The catalog contains on the order of one thousand to fifteen hundred entries spanning active galactic nuclei, Seyfert galaxies, starburst systems, and compact blue galaxies. Notable entries have been the focus of multiwavelength campaigns involving facilities such as the Hubble Space Telescope, the Chandra X-ray Observatory, the Very Large Array, and the Atacama Large Millimeter/submillimeter Array. Specific objects from the compilation have been studied in relation to phenomena observed in targets cataloged by Arecibo Observatory surveys, compared with samples from the ROSAT mission, and cross-referenced with infrared detections from the Infrared Astronomical Satellite and the Wide-field Infrared Survey Explorer. Several entries are cited in literature alongside sources from the 3C catalogue and the Messier catalog when used as prototypes in active-galaxy research.

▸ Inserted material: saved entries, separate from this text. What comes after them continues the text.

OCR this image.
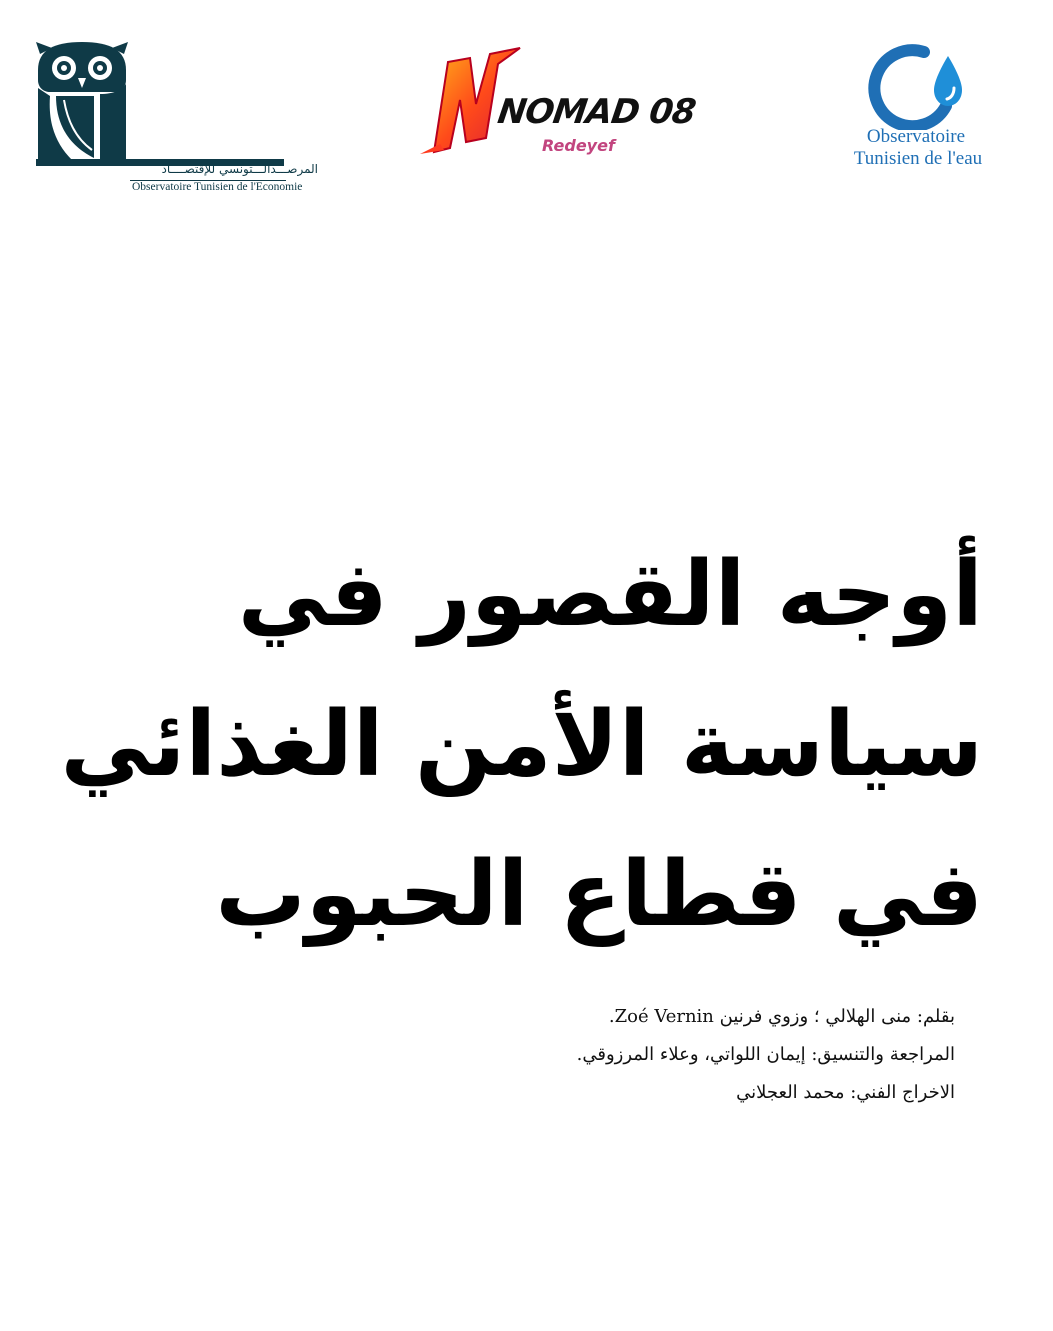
المرصـــدالـــتونسي للإقتصــــاد
Observatoire Tunisien de l'Economie
NOMAD 08
Redeyef	Observatoire
Tunisien de l'eau
أوجه القصور في
سياسة الأمن الغذائي
في قطاع الحبوب
بقلم: منى الهلالي ؛ وزوي فرنين Zoé Vernin.
المراجعة والتنسيق: إيمان اللواتي، وعلاء المرزوقي.
الاخراج الفني: محمد العجلاني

The catalog has served as a foundation for studies of nuclear activity, star formation, and galaxy interaction dynamics pursued by groups associated with the Max Planck Society, the Russian Academy of Sciences, and university consortia at Princeton University and Cambridge University. Its ultraviolet-selected sample complements radio-selected, X-ray-selected, and infrared-selected samples used in surveys by teams at Caltech, MIT, and the Space Telescope Science Institute. Researchers have employed the catalog in statistical analyses that relate to frameworks developed by theorists at institutions like the Institute for Theoretical Astrophysics and observational programs funded by agencies including the National Science Foundation and the European Research Council.
Entries are provided with coordinates referenced to standard astrometric systems, photographic magnitudes, spectral classifications, and cross-identifications with catalogs maintained by organizations such as the Centre de Données astronomiques de Strasbourg, the NASA/IPAC Extragalactic Database, and university-based data archives at Ohio State University and University of Cambridge. Digital access pathways mirror infrastructures used by large surveys including the Sloan Digital Sky Survey and the Gaia mission, and curated lists are available through institutional archives at the Byurakan Observatory and partner data centers. The format facilitates multiwavelength cross-matching with catalogs from the Fermi Gamma-ray Space Telescope and ground-based facilities like the European Southern Observatory.